On the other hand NGINX has a smaller market share, can be a little more tricky to install, make it work right – and may require additional setup for particular applications.

It's not as modular (turning on features sometimes requires complete rebuild from source) but it performs a lot better than non-tuned Apache installs. It is less memory hungry and handles static content way better than Apache. In comparisons is excels particularly well when handling concurrent connections.

Why Put An HTTP Server In Front Of An HTTP Server?

I get asked this by site builders a lot more than I ever thought I would. There are several technical reasons and infrastructure reasons why you may want to do this. There's also performance reasons and privacy reasons. I won't go into great detail about any of them but I encourage you to Google for more detail if you are intrigued.

There are 2 simple reasons why I do this that are both related to separating the access to a site from the operation of a site.

  1. Isolating front-end from back-end means that I can have specially tweaked configurations, run necessary services spanning multiple host machines and know that all of that in transparent to the end user.
  2. The other reason is performance based. The front-end does nothing dynamic, it serves only static html and other static content that it is provided from the backend services. It can manage load balancing and handle service failover. It can cache many of the resources it has – this results in less dynamic work generating pages and more work actually serving the pages once they have been generated.

When To Cache A Site At The Proxy

I cache almost every request to WordPress sites when users are not logged in.
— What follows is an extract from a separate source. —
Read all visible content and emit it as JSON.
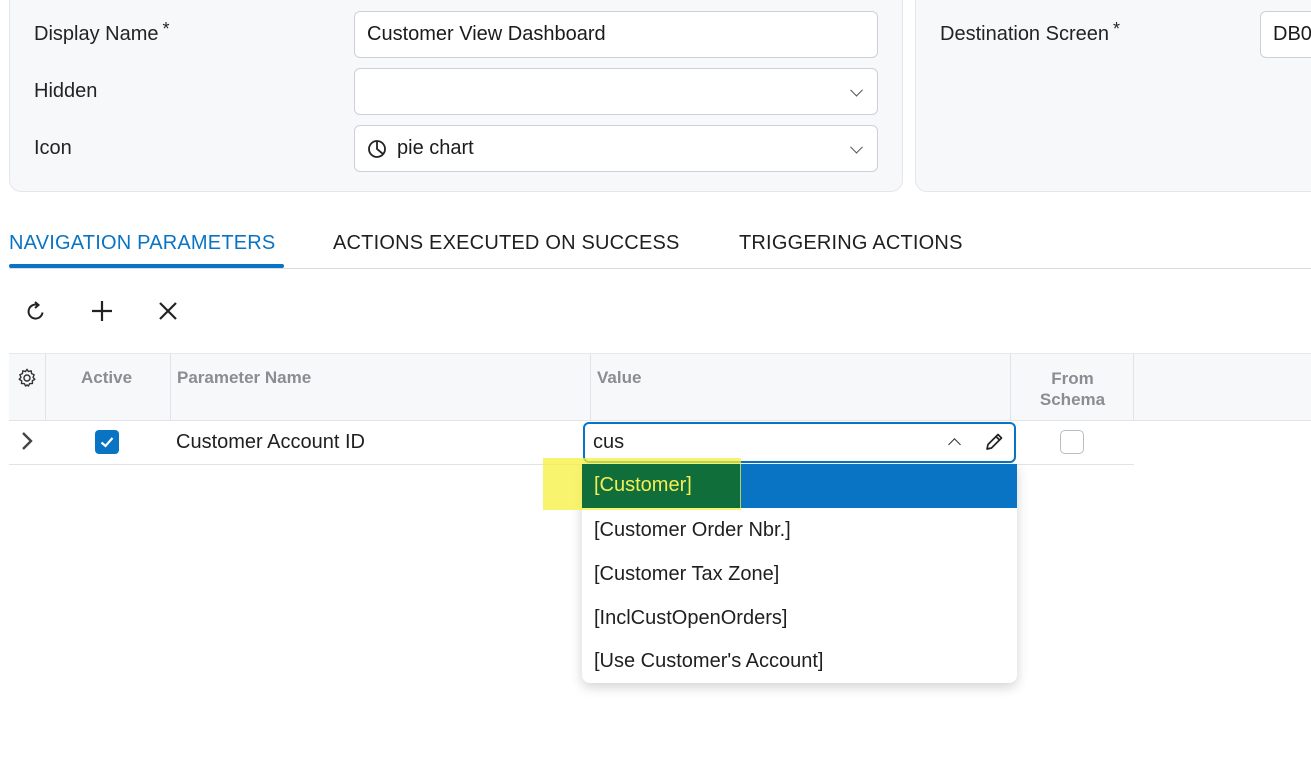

Images, styles and scripts, the generated html. Cache it all, and for a long time.

That is because the kinds of sites I host and almost completely content providing sites. They are blogs, service sites and resources. I think most sites fit into that same bucket.
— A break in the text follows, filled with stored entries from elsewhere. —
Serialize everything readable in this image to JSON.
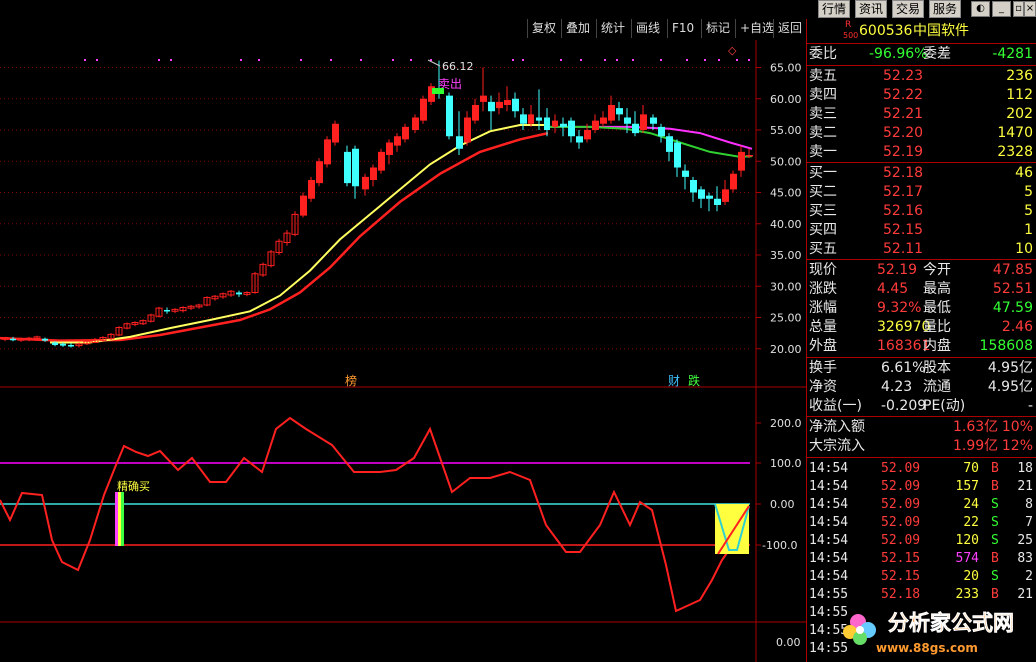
{
  "system_menu": [
    "行情",
    "资讯",
    "交易",
    "服务"
  ],
  "toolbar": [
    "复权",
    "叠加",
    "统计",
    "画线",
    "F10",
    "标记",
    "+自选",
    "返回"
  ],
  "stock": {
    "badge_top": "R",
    "badge_bottom": "500",
    "code": "600536",
    "name": "中国软件"
  },
  "weibi": {
    "label1": "委比",
    "value1": "-96.96%",
    "label2": "委差",
    "value2": "-4281"
  },
  "asks": [
    {
      "label": "卖五",
      "price": "52.23",
      "vol": "236"
    },
    {
      "label": "卖四",
      "price": "52.22",
      "vol": "112"
    },
    {
      "label": "卖三",
      "price": "52.21",
      "vol": "202"
    },
    {
      "label": "卖二",
      "price": "52.20",
      "vol": "1470"
    },
    {
      "label": "卖一",
      "price": "52.19",
      "vol": "2328"
    }
  ],
  "bids": [
    {
      "label": "买一",
      "price": "52.18",
      "vol": "46"
    },
    {
      "label": "买二",
      "price": "52.17",
      "vol": "5"
    },
    {
      "label": "买三",
      "price": "52.16",
      "vol": "5"
    },
    {
      "label": "买四",
      "price": "52.15",
      "vol": "1"
    },
    {
      "label": "买五",
      "price": "52.11",
      "vol": "10"
    }
  ],
  "stats": [
    {
      "l1": "现价",
      "v1": "52.19",
      "c1": "red",
      "l2": "今开",
      "v2": "47.85",
      "c2": "red"
    },
    {
      "l1": "涨跌",
      "v1": "4.45",
      "c1": "red",
      "l2": "最高",
      "v2": "52.51",
      "c2": "red"
    },
    {
      "l1": "涨幅",
      "v1": "9.32%",
      "c1": "red",
      "l2": "最低",
      "v2": "47.59",
      "c2": "grn"
    },
    {
      "l1": "总量",
      "v1": "326970",
      "c1": "yel",
      "l2": "量比",
      "v2": "2.46",
      "c2": "red"
    },
    {
      "l1": "外盘",
      "v1": "168361",
      "c1": "red",
      "l2": "内盘",
      "v2": "158608",
      "c2": "grn"
    }
  ],
  "stats2": [
    {
      "l1": "换手",
      "v1": "6.61%",
      "l2": "股本",
      "v2": "4.95亿"
    },
    {
      "l1": "净资",
      "v1": "4.23",
      "l2": "流通",
      "v2": "4.95亿"
    },
    {
      "l1": "收益(一)",
      "v1": "-0.209",
      "l2": "PE(动)",
      "v2": "-"
    }
  ],
  "flows": [
    {
      "label": "净流入额",
      "value": "1.63亿",
      "pct": "10%"
    },
    {
      "label": "大宗流入",
      "value": "1.99亿",
      "pct": "12%"
    }
  ],
  "ticks": [
    {
      "time": "14:54",
      "price": "52.09",
      "vol": "70",
      "side": "B",
      "n": "18"
    },
    {
      "time": "14:54",
      "price": "52.09",
      "vol": "157",
      "side": "B",
      "n": "21"
    },
    {
      "time": "14:54",
      "price": "52.09",
      "vol": "24",
      "side": "S",
      "n": "8"
    },
    {
      "time": "14:54",
      "price": "52.09",
      "vol": "22",
      "side": "S",
      "n": "7"
    },
    {
      "time": "14:54",
      "price": "52.09",
      "vol": "120",
      "side": "S",
      "n": "25"
    },
    {
      "time": "14:54",
      "price": "52.15",
      "vol": "574",
      "side": "B",
      "n": "83"
    },
    {
      "time": "14:54",
      "price": "52.15",
      "vol": "20",
      "side": "S",
      "n": "2"
    },
    {
      "time": "14:55",
      "price": "52.18",
      "vol": "233",
      "side": "B",
      "n": "21"
    },
    {
      "time": "14:55",
      "price": "",
      "vol": "",
      "side": "",
      "n": ""
    },
    {
      "time": "14:55",
      "price": "",
      "vol": "",
      "side": "",
      "n": ""
    },
    {
      "time": "14:55",
      "price": "",
      "vol": "",
      "side": "",
      "n": ""
    }
  ],
  "chart_labels": {
    "peak": "66.12",
    "sell": "卖出",
    "buy": "精确买",
    "m1": "榜",
    "m2": "财",
    "m3": "跌"
  },
  "price_axis": [
    "65.00",
    "60.00",
    "55.00",
    "50.00",
    "45.00",
    "40.00",
    "35.00",
    "30.00",
    "25.00",
    "20.00"
  ],
  "ind_axis": [
    "200.0",
    "100.0",
    "0.00",
    "-100.0"
  ],
  "vol_axis": [
    "0.00"
  ],
  "watermark": {
    "brand": "分析家公式网",
    "url": "www.88gs.com"
  },
  "colors": {
    "up": "#ff2020",
    "down": "#40ffff",
    "ma_short": "#ffff60",
    "ma_long": "#ff2020",
    "ind_line": "#ff2020",
    "hundred": "#ff00ff",
    "zero": "#40e0e0"
  }
}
These kinds of sites are not always updated daily, comments on some posts are days or weeks between them. Single pages often stay the same for a long time, homepages and tax pages may need updated more often but still not as often as to require a freshly generated page every time.

Some Particular Caching Rules and Configs For These Sites

A good baseline confg for my kind of sites would follow rules similar to these:

  • Default cache time of 1 month.
  • Default cache pragma of public
  • Cache statics, like images and scripts, on first request – cache for 1 year. 
  • Cache html only after 2 requests, pass back 5-10% of requests to backend to check for updated page.
  • Allow serving of stale objects and do a refresh check in the background when it occurs.
  • Clear unrequested objects every 7 days.

A long default cache lifetime is good to start with, I'd even default to 1 year in some instances. 1 month is more appropriate for more cases though.

Setting cache type to public means that not just browsers will cache but also other services as well between request and response.

Static resources are unlikely to change ever. Long cache lifetimes for these items. Some single pages may have content that doesn't ever change but the markup can still be different sometimes – maybe there's a widget of latest articles or comments that would output a new item every now and again.

Because of that you should send some of the requests to the backend to check for an updated page. Depending on how much traffic you have and how dynamic the pages are you can tweak the percentage.

The reason that html is set not to be cached on the first 2 requests is because the backend sometimes does it's own caching and optimizations that require 1 or 2 requests to start showing. We should let the backend have some requests to prime it's cache so that when it is cached at the proxy it is caching the fully optimized version of the page.

Serving stale objects while grabbing new ones from the backend helps to ensure that as many requests as possible are cached. If the backend object hasn't changed then the cache just has it's date changed but if it is update then the cache is updated with the new item.

Clearing out cached items that were never requested every so often helps to keep filesize down for the total cache.